İstanbul Büyükşehir Belediye (İBB) Başkanı Ekrem İmamoğlu, dün gün boyu İstanbul’da 29 Ekim Cumhuriyet Bayramı törenlerine katıldı. İBB’nin Yenikapı’daki kutlamasında, konserlerin ardından kürsüye çıktı. Demokratik Cumhuriyet’in kriz içinde olduğunu dile getirerek, güçler ayrılığı ilkesinin yok edilmesine dikkat çekti. “Şaibeli bir referandumla Türkiye’ye dayatılan bu sistem, ülkemizin o güçlü tarihsel yolculuğunda kötü bir sapma anlamına geliyor” dedi. İmamoğlu’nun, ‘Cumhurbaşkanı adaylığını ilan etti’ diye yorumlanan konuşması şöyle:
“29 Ekim’de Cumhuriyeti ilan edenlerin, çok net bir hedefi vardı. Kurucusu, bu uğurda ömrünü adamış Mustafa Kemal Atatürk’e -ki ruhu şad olsun, ona minnet duyuyoruz- o büyük lidere teşekkür ediyoruz. İşte Atatürk, o hedefi şöyle tanımlıyordu: ‘Toplumda en yüksek özgürlüğün, en yüksek eşitliğin ve adaletin sağlanması…’ Bakın, ne diyor 100 yıl önce Atatürk? Dünya bu kelimeleri daha bilmiyordu. Her birimiz gurur duymalıyız. Çünkü, Türkiye’deki cumhuriyet, demokrasiden ayrı düşünülemez. Çünkü Atatürk, onu milletiyle kurdu. Dünyanın en organik cumhuriyetidir Türkiye Cumhuriyeti. Cumhuriyet, sanıldığı gibi sadece devleti değil, aynı zamanda bizleri, aynı devlet içinde, özgür irademizle bir arada olmamızı temsil eder. Yani birlikteyiz. Devletimiz; bu birliğin kurumsal çatısını oluştururken, milletimiz de neyini oluşturur biliyor musunuz? Ruhunu oluşturur. Cumhuriyet ve demokrasi, asla ve asla güçler ayrılığı olmadan, ulusal bütünlüğü sağlayamaz. O güçler ayrılığı ne der? Yasamanın, yürütmenin ve yargının birbirinden ayrılması demokratik cumhuriyetimizin en büyük güvencesidir. Bunun da başka bir yolu yoktur. Her güç bir kişinin elinde olabilir mi? Olmaz. Olursa, halka bu güzel yansımaz.

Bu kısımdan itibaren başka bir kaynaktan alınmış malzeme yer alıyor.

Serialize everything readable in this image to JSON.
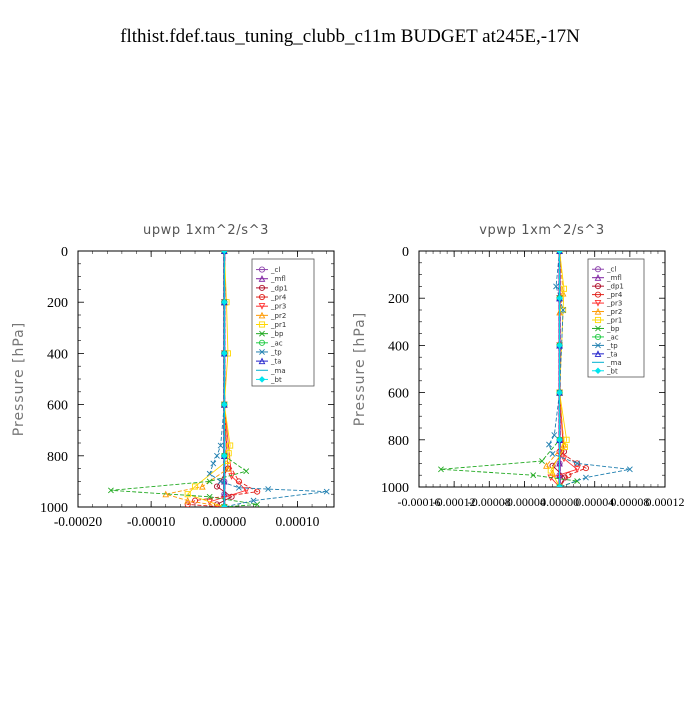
{
  "page": {
    "title": "flthist.fdef.taus_tuning_clubb_c11m  BUDGET at245E,-17N"
  },
  "chart_data": [
    {
      "type": "line",
      "title": "upwp   1xm^2/s^3",
      "ylabel": "Pressure [hPa]",
      "xlim": [
        -0.0002,
        0.00015
      ],
      "ylim": [
        1000,
        0
      ],
      "y_reversed": true,
      "xticks": [
        -0.0002,
        -0.0001,
        0.0,
        0.0001
      ],
      "xtick_labels": [
        "-0.00020",
        "-0.00010",
        "0.00000",
        "0.00010"
      ],
      "yticks": [
        0,
        200,
        400,
        600,
        800,
        1000
      ],
      "ytick_labels": [
        "0",
        "200",
        "400",
        "600",
        "800",
        "1000"
      ],
      "legend": "top-right",
      "series": [
        {
          "name": "_cl",
          "color": "#8e44ad",
          "marker": "circle",
          "x": [
            0,
            0,
            0,
            0,
            0,
            0,
            0,
            0
          ],
          "y": [
            0,
            200,
            400,
            600,
            800,
            900,
            950,
            1000
          ]
        },
        {
          "name": "_mfl",
          "color": "#7d1fa0",
          "marker": "triangle",
          "x": [
            0,
            0,
            0,
            0,
            0,
            0,
            0,
            0
          ],
          "y": [
            0,
            200,
            400,
            600,
            800,
            900,
            950,
            1000
          ]
        },
        {
          "name": "_dp1",
          "color": "#b0102a",
          "marker": "circle",
          "x": [
            0,
            0,
            0,
            0,
            5e-06,
            -1e-05,
            1e-05,
            -1e-05,
            0
          ],
          "y": [
            0,
            200,
            400,
            600,
            850,
            920,
            960,
            990,
            1000
          ]
        },
        {
          "name": "_pr4",
          "color": "#e0201a",
          "marker": "circle",
          "x": [
            0,
            0,
            0,
            0,
            0,
            2e-05,
            4.5e-05,
            -4e-05,
            -5e-05,
            0
          ],
          "y": [
            0,
            200,
            400,
            600,
            800,
            900,
            940,
            975,
            990,
            1000
          ]
        },
        {
          "name": "_pr3",
          "color": "#ff3030",
          "marker": "triangle-down",
          "x": [
            0,
            0,
            0,
            0,
            1e-05,
            3e-05,
            -2e-05,
            0
          ],
          "y": [
            0,
            200,
            400,
            600,
            880,
            935,
            980,
            1000
          ]
        },
        {
          "name": "_pr2",
          "color": "#ff9900",
          "marker": "triangle",
          "x": [
            0,
            0,
            0,
            0,
            5e-06,
            -3e-05,
            -8e-05,
            -5e-05,
            0
          ],
          "y": [
            0,
            200,
            400,
            600,
            850,
            920,
            950,
            975,
            1000
          ]
        },
        {
          "name": "_pr1",
          "color": "#ffd700",
          "marker": "square",
          "x": [
            0,
            3e-06,
            5e-06,
            0,
            8e-06,
            6e-06,
            4e-06,
            -4e-05,
            -5e-05,
            0
          ],
          "y": [
            0,
            200,
            400,
            600,
            760,
            790,
            820,
            920,
            950,
            1000
          ]
        },
        {
          "name": "_bp",
          "color": "#22aa22",
          "marker": "x",
          "x": [
            0,
            0,
            0,
            0,
            0,
            3e-05,
            -2e-05,
            -0.000155,
            -2e-05,
            4.5e-05,
            0
          ],
          "y": [
            0,
            200,
            400,
            600,
            800,
            860,
            900,
            935,
            960,
            990,
            1000
          ]
        },
        {
          "name": "_ac",
          "color": "#22cc44",
          "marker": "circle",
          "x": [
            0,
            0,
            0,
            0,
            0,
            0
          ],
          "y": [
            0,
            200,
            400,
            600,
            800,
            1000
          ]
        },
        {
          "name": "_tp",
          "color": "#1f7fb0",
          "marker": "x",
          "x": [
            0,
            0,
            0,
            0,
            -5e-06,
            -1e-05,
            -1.5e-05,
            -2e-05,
            -5e-06,
            2e-05,
            6e-05,
            0.00014,
            4e-05,
            0
          ],
          "y": [
            0,
            200,
            400,
            600,
            760,
            800,
            830,
            870,
            900,
            925,
            930,
            940,
            975,
            1000
          ]
        },
        {
          "name": "_ta",
          "color": "#2222cc",
          "marker": "triangle",
          "x": [
            0,
            0,
            0,
            0,
            0,
            0
          ],
          "y": [
            0,
            200,
            400,
            600,
            800,
            1000
          ]
        },
        {
          "name": "_ma",
          "color": "#00b0d0",
          "marker": "none",
          "x": [
            0,
            0,
            0,
            0,
            0,
            0
          ],
          "y": [
            0,
            200,
            400,
            600,
            800,
            1000
          ]
        },
        {
          "name": "_bt",
          "color": "#00e5ee",
          "marker": "diamond",
          "x": [
            0,
            0,
            0,
            0,
            0,
            0
          ],
          "y": [
            0,
            200,
            400,
            600,
            800,
            1000
          ]
        }
      ]
    },
    {
      "type": "line",
      "title": "vpwp   1xm^2/s^3",
      "ylabel": "Pressure [hPa]",
      "xlim": [
        -0.00016,
        0.00012
      ],
      "ylim": [
        1000,
        0
      ],
      "y_reversed": true,
      "xticks": [
        -0.00016,
        -0.00012,
        -8e-05,
        -4e-05,
        0.0,
        4e-05,
        8e-05,
        0.00012
      ],
      "xtick_labels": [
        "-0.00016",
        "-0.00012",
        "-0.00008",
        "-0.00004",
        "0.00000",
        "0.00004",
        "0.00008",
        "0.00012"
      ],
      "yticks": [
        0,
        200,
        400,
        600,
        800,
        1000
      ],
      "ytick_labels": [
        "0",
        "200",
        "400",
        "600",
        "800",
        "1000"
      ],
      "legend": "top-right",
      "series": [
        {
          "name": "_cl",
          "color": "#8e44ad",
          "marker": "circle",
          "x": [
            0,
            0,
            0,
            0,
            0,
            0,
            0,
            0
          ],
          "y": [
            0,
            200,
            400,
            600,
            800,
            900,
            950,
            1000
          ]
        },
        {
          "name": "_mfl",
          "color": "#7d1fa0",
          "marker": "triangle",
          "x": [
            0,
            0,
            0,
            0,
            0,
            0,
            0,
            0
          ],
          "y": [
            0,
            200,
            400,
            600,
            800,
            900,
            950,
            1000
          ]
        },
        {
          "name": "_dp1",
          "color": "#b0102a",
          "marker": "circle",
          "x": [
            0,
            0,
            0,
            0,
            5e-06,
            -8e-06,
            6e-06,
            0
          ],
          "y": [
            0,
            200,
            400,
            600,
            850,
            910,
            960,
            1000
          ]
        },
        {
          "name": "_pr4",
          "color": "#e0201a",
          "marker": "circle",
          "x": [
            0,
            0,
            0,
            0,
            0,
            2e-05,
            3e-05,
            1e-05,
            0
          ],
          "y": [
            0,
            200,
            400,
            600,
            850,
            900,
            920,
            950,
            1000
          ]
        },
        {
          "name": "_pr3",
          "color": "#ff3030",
          "marker": "triangle-down",
          "x": [
            0,
            0,
            0,
            0,
            5e-06,
            2e-05,
            -1e-05,
            0
          ],
          "y": [
            0,
            200,
            400,
            600,
            880,
            925,
            960,
            1000
          ]
        },
        {
          "name": "_pr2",
          "color": "#ff9900",
          "marker": "triangle",
          "x": [
            0,
            4e-06,
            0,
            0,
            5e-06,
            -1.5e-05,
            -8e-06,
            0
          ],
          "y": [
            0,
            180,
            260,
            600,
            820,
            910,
            940,
            1000
          ]
        },
        {
          "name": "_pr1",
          "color": "#ffd700",
          "marker": "square",
          "x": [
            0,
            5e-06,
            4e-06,
            0,
            8e-06,
            6e-06,
            -1e-05,
            0
          ],
          "y": [
            0,
            160,
            250,
            600,
            800,
            830,
            930,
            1000
          ]
        },
        {
          "name": "_bp",
          "color": "#22aa22",
          "marker": "x",
          "x": [
            0,
            0,
            0,
            0,
            0,
            -2e-05,
            -0.000135,
            -3e-05,
            2e-05,
            0
          ],
          "y": [
            0,
            200,
            400,
            600,
            800,
            890,
            925,
            950,
            975,
            1000
          ]
        },
        {
          "name": "_ac",
          "color": "#22cc44",
          "marker": "circle",
          "x": [
            0,
            0,
            0,
            0,
            0,
            0
          ],
          "y": [
            0,
            200,
            400,
            600,
            800,
            1000
          ]
        },
        {
          "name": "_tp",
          "color": "#1f7fb0",
          "marker": "x",
          "x": [
            0,
            -4e-06,
            4e-06,
            0,
            -6e-06,
            -1.2e-05,
            -8e-06,
            2e-05,
            8e-05,
            3e-05,
            0
          ],
          "y": [
            0,
            150,
            250,
            600,
            780,
            820,
            860,
            900,
            925,
            960,
            1000
          ]
        },
        {
          "name": "_ta",
          "color": "#2222cc",
          "marker": "triangle",
          "x": [
            0,
            0,
            0,
            0,
            0,
            0
          ],
          "y": [
            0,
            200,
            400,
            600,
            800,
            1000
          ]
        },
        {
          "name": "_ma",
          "color": "#00b0d0",
          "marker": "none",
          "x": [
            0,
            0,
            0,
            0,
            0,
            0
          ],
          "y": [
            0,
            200,
            400,
            600,
            800,
            1000
          ]
        },
        {
          "name": "_bt",
          "color": "#00e5ee",
          "marker": "diamond",
          "x": [
            0,
            0,
            0,
            0,
            0,
            0
          ],
          "y": [
            0,
            200,
            400,
            600,
            800,
            1000
          ]
        }
      ]
    }
  ]
}
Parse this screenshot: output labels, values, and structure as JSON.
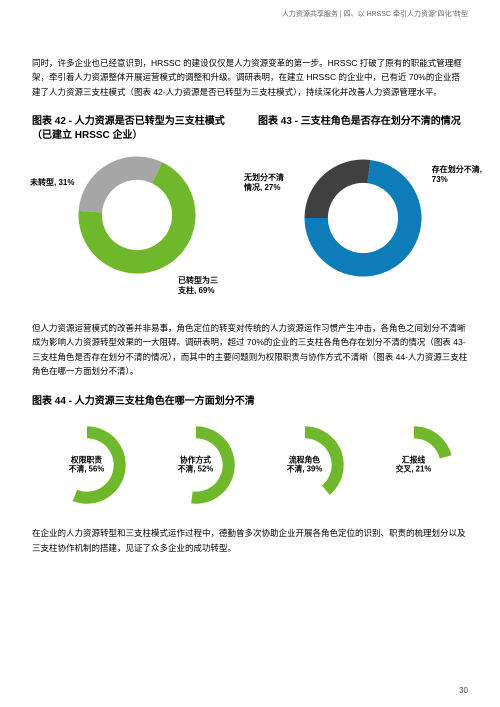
{
  "header": "人力资源共享服务 | 四、以 HRSSC 牵引人力资源\"四化\"转型",
  "page_number": "30",
  "para1": "同时，许多企业也已经意识到，HRSSC 的建设仅仅是人力资源变革的第一步。HRSSC 打破了原有的职能式管理框架，牵引着人力资源整体开展运营模式的调整和升级。调研表明，在建立 HRSSC 的企业中，已有近 70%的企业搭建了人力资源三支柱模式（图表 42-人力资源是否已转型为三支柱模式），持续深化并改善人力资源管理水平。",
  "chart42": {
    "title_l1": "图表 42 - 人力资源是否已转型为三支柱模式",
    "title_l2": "（已建立 HRSSC 企业）",
    "slice1": {
      "label_l1": "未转型,",
      "label_l2": "31%",
      "pct": 31,
      "color": "#a6a6a6"
    },
    "slice2": {
      "label_l1": "已转型为三",
      "label_l2": "支柱, 69%",
      "pct": 69,
      "color": "#6fb72b"
    }
  },
  "chart43": {
    "title": "图表 43 - 三支柱角色是否存在划分不清的情况",
    "slice1": {
      "label_l1": "无划分不清",
      "label_l2": "情况, 27%",
      "pct": 27,
      "color": "#404040"
    },
    "slice2": {
      "label_l1": "存在划分不清,",
      "label_l2": "73%",
      "pct": 73,
      "color": "#0e7cb8"
    }
  },
  "para2": "但人力资源运营模式的改善并非易事，角色定位的转变对传统的人力资源运作习惯产生冲击，各角色之间划分不清晰成为影响人力资源转型效果的一大阻碍。调研表明，超过 70%的企业的三支柱各角色存在划分不清的情况（图表 43-三支柱角色是否存在划分不清的情况），而其中的主要问题则为权限职责与协作方式不清晰（图表 44-人力资源三支柱角色在哪一方面划分不清）。",
  "chart44": {
    "title": "图表 44 - 人力资源三支柱角色在哪一方面划分不清",
    "item1": {
      "label_l1": "权限职责",
      "label_l2": "不清, 56%",
      "pct": 56
    },
    "item2": {
      "label_l1": "协作方式",
      "label_l2": "不清, 52%",
      "pct": 52
    },
    "item3": {
      "label_l1": "流程角色",
      "label_l2": "不清, 39%",
      "pct": 39
    },
    "item4": {
      "label_l1": "汇报线",
      "label_l2": "交叉, 21%",
      "pct": 21
    },
    "fill_color": "#6fb72b",
    "track_color": "#d9d9d9"
  },
  "para3": "在企业的人力资源转型和三支柱模式运作过程中，德勤曾多次协助企业开展各角色定位的识别、职责的梳理划分以及三支柱协作机制的搭建，见证了众多企业的成功转型。"
}
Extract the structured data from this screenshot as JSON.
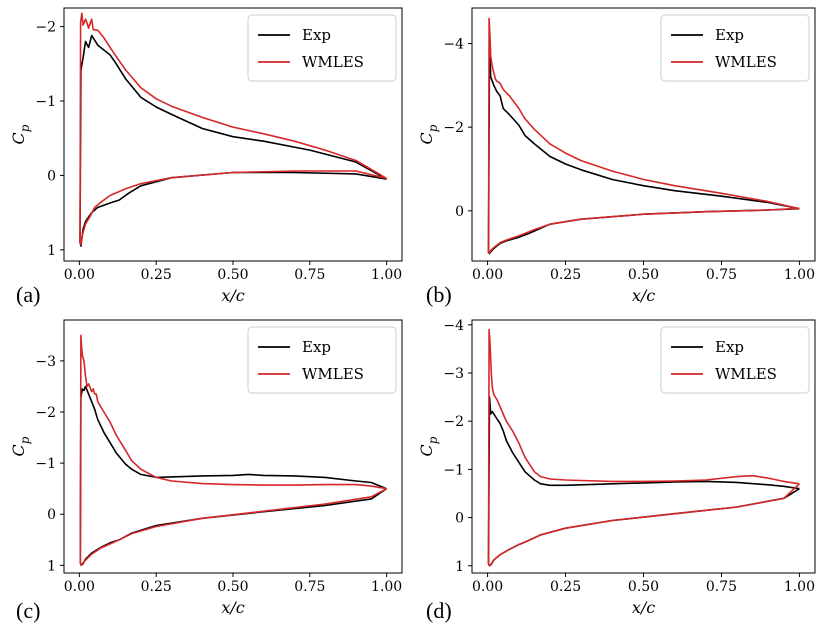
{
  "figure": {
    "background": "#ffffff"
  },
  "legend": {
    "entries": [
      {
        "label": "Exp",
        "color": "#000000"
      },
      {
        "label": "WMLES",
        "color": "#d62728"
      }
    ]
  },
  "chart_data": [
    {
      "type": "line",
      "panel_label": "(a)",
      "xlabel": "x/c",
      "ylabel": "C_p",
      "xlim": [
        -0.05,
        1.05
      ],
      "ylim": [
        1.15,
        -2.25
      ],
      "xticks": [
        "0.00",
        "0.25",
        "0.50",
        "0.75",
        "1.00"
      ],
      "yticks": [
        {
          "v": -2,
          "label": "−2"
        },
        {
          "v": -1,
          "label": "−1"
        },
        {
          "v": 0,
          "label": "0"
        },
        {
          "v": 1,
          "label": "1"
        }
      ],
      "legend_position": "top-right",
      "series": [
        {
          "name": "Exp",
          "color": "#000000",
          "x": [
            1.0,
            0.9,
            0.75,
            0.6,
            0.5,
            0.4,
            0.3,
            0.25,
            0.2,
            0.15,
            0.12,
            0.1,
            0.06,
            0.04,
            0.03,
            0.02,
            0.012,
            0.005,
            0.002,
            0.005,
            0.012,
            0.02,
            0.04,
            0.06,
            0.08,
            0.1,
            0.13,
            0.16,
            0.2,
            0.3,
            0.5,
            0.7,
            0.9,
            1.0
          ],
          "y": [
            0.05,
            -0.18,
            -0.34,
            -0.46,
            -0.52,
            -0.63,
            -0.82,
            -0.92,
            -1.05,
            -1.3,
            -1.5,
            -1.62,
            -1.75,
            -1.88,
            -1.72,
            -1.8,
            -1.58,
            -1.42,
            0.9,
            0.95,
            0.72,
            0.62,
            0.5,
            0.43,
            0.4,
            0.37,
            0.33,
            0.24,
            0.14,
            0.03,
            -0.04,
            -0.04,
            -0.02,
            0.05
          ]
        },
        {
          "name": "WMLES",
          "color": "#d62728",
          "x": [
            1.0,
            0.9,
            0.8,
            0.7,
            0.6,
            0.5,
            0.4,
            0.3,
            0.25,
            0.2,
            0.15,
            0.12,
            0.1,
            0.08,
            0.06,
            0.045,
            0.04,
            0.03,
            0.025,
            0.02,
            0.012,
            0.008,
            0.004,
            0.002,
            0.005,
            0.01,
            0.02,
            0.035,
            0.05,
            0.07,
            0.1,
            0.15,
            0.2,
            0.3,
            0.5,
            0.7,
            0.9,
            1.0
          ],
          "y": [
            0.04,
            -0.2,
            -0.34,
            -0.46,
            -0.56,
            -0.65,
            -0.78,
            -0.93,
            -1.03,
            -1.18,
            -1.42,
            -1.6,
            -1.72,
            -1.85,
            -1.95,
            -1.96,
            -2.1,
            -1.98,
            -2.05,
            -2.1,
            -2.02,
            -2.18,
            -2.05,
            0.9,
            0.93,
            0.8,
            0.65,
            0.55,
            0.43,
            0.36,
            0.27,
            0.18,
            0.11,
            0.03,
            -0.04,
            -0.06,
            -0.06,
            0.04
          ]
        }
      ]
    },
    {
      "type": "line",
      "panel_label": "(b)",
      "xlabel": "x/c",
      "ylabel": "C_p",
      "xlim": [
        -0.05,
        1.05
      ],
      "ylim": [
        1.2,
        -4.85
      ],
      "xticks": [
        "0.00",
        "0.25",
        "0.50",
        "0.75",
        "1.00"
      ],
      "yticks": [
        {
          "v": -4,
          "label": "−4"
        },
        {
          "v": -2,
          "label": "−2"
        },
        {
          "v": 0,
          "label": "0"
        }
      ],
      "legend_position": "top-right",
      "series": [
        {
          "name": "Exp",
          "color": "#000000",
          "x": [
            1.0,
            0.9,
            0.75,
            0.6,
            0.5,
            0.4,
            0.3,
            0.25,
            0.2,
            0.15,
            0.12,
            0.1,
            0.07,
            0.05,
            0.04,
            0.03,
            0.02,
            0.015,
            0.01,
            0.006,
            0.003,
            0.006,
            0.01,
            0.02,
            0.04,
            0.06,
            0.1,
            0.13,
            0.16,
            0.2,
            0.3,
            0.5,
            0.7,
            0.9,
            1.0
          ],
          "y": [
            -0.05,
            -0.2,
            -0.35,
            -0.48,
            -0.6,
            -0.75,
            -0.98,
            -1.12,
            -1.3,
            -1.6,
            -1.8,
            -2.05,
            -2.3,
            -2.45,
            -2.75,
            -2.85,
            -3.0,
            -3.1,
            -3.2,
            -4.0,
            1.0,
            1.02,
            0.98,
            0.9,
            0.78,
            0.72,
            0.63,
            0.55,
            0.45,
            0.32,
            0.2,
            0.08,
            0.02,
            -0.02,
            -0.05
          ]
        },
        {
          "name": "WMLES",
          "color": "#d62728",
          "x": [
            1.0,
            0.9,
            0.75,
            0.6,
            0.5,
            0.4,
            0.3,
            0.25,
            0.2,
            0.15,
            0.12,
            0.1,
            0.07,
            0.05,
            0.04,
            0.03,
            0.025,
            0.02,
            0.015,
            0.01,
            0.008,
            0.005,
            0.003,
            0.005,
            0.01,
            0.02,
            0.04,
            0.06,
            0.1,
            0.15,
            0.2,
            0.3,
            0.5,
            0.7,
            0.9,
            1.0
          ],
          "y": [
            -0.05,
            -0.22,
            -0.42,
            -0.6,
            -0.75,
            -0.95,
            -1.2,
            -1.38,
            -1.6,
            -1.95,
            -2.2,
            -2.45,
            -2.75,
            -2.9,
            -3.05,
            -3.1,
            -3.15,
            -3.3,
            -3.45,
            -3.7,
            -4.1,
            -4.6,
            1.0,
            1.02,
            0.95,
            0.88,
            0.76,
            0.7,
            0.6,
            0.45,
            0.32,
            0.2,
            0.08,
            0.02,
            -0.02,
            -0.06
          ]
        }
      ]
    },
    {
      "type": "line",
      "panel_label": "(c)",
      "xlabel": "x/c",
      "ylabel": "C_p",
      "xlim": [
        -0.05,
        1.05
      ],
      "ylim": [
        1.15,
        -3.8
      ],
      "xticks": [
        "0.00",
        "0.25",
        "0.50",
        "0.75",
        "1.00"
      ],
      "yticks": [
        {
          "v": -3,
          "label": "−3"
        },
        {
          "v": -2,
          "label": "−2"
        },
        {
          "v": -1,
          "label": "−1"
        },
        {
          "v": 0,
          "label": "0"
        },
        {
          "v": 1,
          "label": "1"
        }
      ],
      "legend_position": "top-right",
      "series": [
        {
          "name": "Exp",
          "color": "#000000",
          "x": [
            1.0,
            0.95,
            0.9,
            0.8,
            0.7,
            0.6,
            0.55,
            0.5,
            0.4,
            0.3,
            0.25,
            0.2,
            0.17,
            0.15,
            0.12,
            0.1,
            0.08,
            0.06,
            0.05,
            0.04,
            0.03,
            0.02,
            0.015,
            0.01,
            0.005,
            0.003,
            0.006,
            0.012,
            0.02,
            0.04,
            0.07,
            0.1,
            0.13,
            0.17,
            0.25,
            0.4,
            0.6,
            0.8,
            0.95,
            1.0
          ],
          "y": [
            -0.5,
            -0.62,
            -0.65,
            -0.72,
            -0.75,
            -0.76,
            -0.78,
            -0.76,
            -0.75,
            -0.73,
            -0.72,
            -0.78,
            -0.88,
            -0.98,
            -1.2,
            -1.4,
            -1.6,
            -1.85,
            -2.05,
            -2.2,
            -2.35,
            -2.5,
            -2.42,
            -2.45,
            -2.3,
            0.95,
            1.0,
            0.97,
            0.88,
            0.76,
            0.65,
            0.56,
            0.5,
            0.37,
            0.22,
            0.08,
            -0.05,
            -0.17,
            -0.3,
            -0.5
          ]
        },
        {
          "name": "WMLES",
          "color": "#d62728",
          "x": [
            1.0,
            0.95,
            0.9,
            0.8,
            0.7,
            0.6,
            0.5,
            0.4,
            0.3,
            0.25,
            0.2,
            0.17,
            0.15,
            0.12,
            0.1,
            0.08,
            0.06,
            0.055,
            0.05,
            0.045,
            0.04,
            0.03,
            0.025,
            0.02,
            0.015,
            0.01,
            0.007,
            0.005,
            0.003,
            0.006,
            0.012,
            0.02,
            0.04,
            0.07,
            0.1,
            0.13,
            0.17,
            0.25,
            0.4,
            0.6,
            0.8,
            0.95,
            1.0
          ],
          "y": [
            -0.5,
            -0.55,
            -0.58,
            -0.58,
            -0.57,
            -0.57,
            -0.58,
            -0.6,
            -0.65,
            -0.72,
            -0.88,
            -1.05,
            -1.25,
            -1.55,
            -1.8,
            -2.0,
            -2.2,
            -2.35,
            -2.35,
            -2.45,
            -2.4,
            -2.55,
            -2.5,
            -2.7,
            -3.0,
            -3.1,
            -3.3,
            -3.5,
            0.95,
            1.0,
            0.95,
            0.9,
            0.78,
            0.66,
            0.58,
            0.5,
            0.38,
            0.24,
            0.08,
            -0.06,
            -0.2,
            -0.34,
            -0.5
          ]
        }
      ]
    },
    {
      "type": "line",
      "panel_label": "(d)",
      "xlabel": "x/c",
      "ylabel": "C_p",
      "xlim": [
        -0.05,
        1.05
      ],
      "ylim": [
        1.15,
        -4.1
      ],
      "xticks": [
        "0.00",
        "0.25",
        "0.50",
        "0.75",
        "1.00"
      ],
      "yticks": [
        {
          "v": -4,
          "label": "−4"
        },
        {
          "v": -3,
          "label": "−3"
        },
        {
          "v": -2,
          "label": "−2"
        },
        {
          "v": -1,
          "label": "−1"
        },
        {
          "v": 0,
          "label": "0"
        },
        {
          "v": 1,
          "label": "1"
        }
      ],
      "legend_position": "top-right",
      "series": [
        {
          "name": "Exp",
          "color": "#000000",
          "x": [
            1.0,
            0.95,
            0.9,
            0.8,
            0.7,
            0.6,
            0.5,
            0.4,
            0.3,
            0.25,
            0.2,
            0.17,
            0.15,
            0.12,
            0.1,
            0.08,
            0.06,
            0.05,
            0.04,
            0.03,
            0.02,
            0.015,
            0.01,
            0.006,
            0.003,
            0.006,
            0.012,
            0.02,
            0.04,
            0.07,
            0.1,
            0.13,
            0.17,
            0.25,
            0.4,
            0.6,
            0.8,
            0.95,
            1.0
          ],
          "y": [
            -0.6,
            -0.65,
            -0.68,
            -0.73,
            -0.75,
            -0.74,
            -0.72,
            -0.7,
            -0.68,
            -0.67,
            -0.67,
            -0.7,
            -0.78,
            -0.95,
            -1.15,
            -1.35,
            -1.6,
            -1.8,
            -1.95,
            -2.05,
            -2.15,
            -2.2,
            -2.15,
            -2.5,
            0.95,
            1.0,
            0.97,
            0.88,
            0.77,
            0.66,
            0.56,
            0.48,
            0.36,
            0.22,
            0.06,
            -0.08,
            -0.22,
            -0.4,
            -0.6
          ]
        },
        {
          "name": "WMLES",
          "color": "#d62728",
          "x": [
            1.0,
            0.95,
            0.9,
            0.85,
            0.8,
            0.7,
            0.6,
            0.5,
            0.4,
            0.3,
            0.25,
            0.2,
            0.17,
            0.15,
            0.12,
            0.1,
            0.08,
            0.06,
            0.05,
            0.04,
            0.03,
            0.02,
            0.015,
            0.012,
            0.01,
            0.007,
            0.005,
            0.003,
            0.006,
            0.012,
            0.02,
            0.04,
            0.07,
            0.1,
            0.13,
            0.17,
            0.25,
            0.4,
            0.6,
            0.8,
            0.95,
            1.0
          ],
          "y": [
            -0.7,
            -0.75,
            -0.82,
            -0.87,
            -0.85,
            -0.78,
            -0.76,
            -0.75,
            -0.75,
            -0.77,
            -0.78,
            -0.8,
            -0.85,
            -0.95,
            -1.25,
            -1.55,
            -1.8,
            -2.0,
            -2.15,
            -2.3,
            -2.45,
            -2.55,
            -2.7,
            -3.0,
            -3.3,
            -3.7,
            -3.9,
            0.95,
            1.0,
            0.96,
            0.88,
            0.77,
            0.66,
            0.56,
            0.48,
            0.36,
            0.22,
            0.06,
            -0.08,
            -0.22,
            -0.4,
            -0.7
          ]
        }
      ]
    }
  ]
}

‘Bize dayatılan sistem güçler ayrılığını reddediyor’
Cumhuriyetin 101. yılını idrak ettiğimiz bugün, ülkemiz büyük bir sınavdan, ağır bir sınavdan geçiyor. Demokratik cumhuriyetimiz, ne yazık ki kriz içinde. Özellikle bunun nedeni, yaklaşık 8 senedir, 2016’dan bu yana, Türkiye’nin tarihine ve demokrasi tecrübesine asla uymayan, tepeden inme bir rejimle karşı karşıya olmamızdır. Şaibeli bir referandumla Türkiye’ye dayatılan bu sistem, ülkemizin o güçlü tarihsel yolculuğunda kötü bir sapma anlamına geliyor. İşte bize dayatılan bu sistem, en önemli değerimiz olan güçler ayrılığını kaldırıyor, reddediyor. Parlamentoyu, milletin meclisini küçümsüyor. Milletin iradesini göz ardı ediyor. Adalet kurumlarını, siyasetin aracına dönüştürüyor. Ve özellikle sevgili gençler, bu sizi ilgilendiriyor. Cumhuriyetin temeli olan liyakat ilkesini, kökünden ortadan kaldırıyor. Halbuki benim her genç evladım, ‘Ben çalışırsam, hakkımı alırım’ diyebilmeli bu memlekette. ‘Ben çaba gösterirsem, hakkımı alırım. Çok çalışırsam, bu ülkenin her kademesine gelirim’ diyebilmeli Birilerinin eşi, dostu, akrabası olmaya gerek yok. ‘Cumhuriyet, benim hakkımı verir’ diyebilmeli. Ama bunu ortadan kaldırdılar. Geri getireceğiz. Liyakati geri getireceğiz. Milletin evlatlarının hakkını geri getireceğiz.
‘Türkiye’de herkes devlet ciddiyetine hasret hale getirildi’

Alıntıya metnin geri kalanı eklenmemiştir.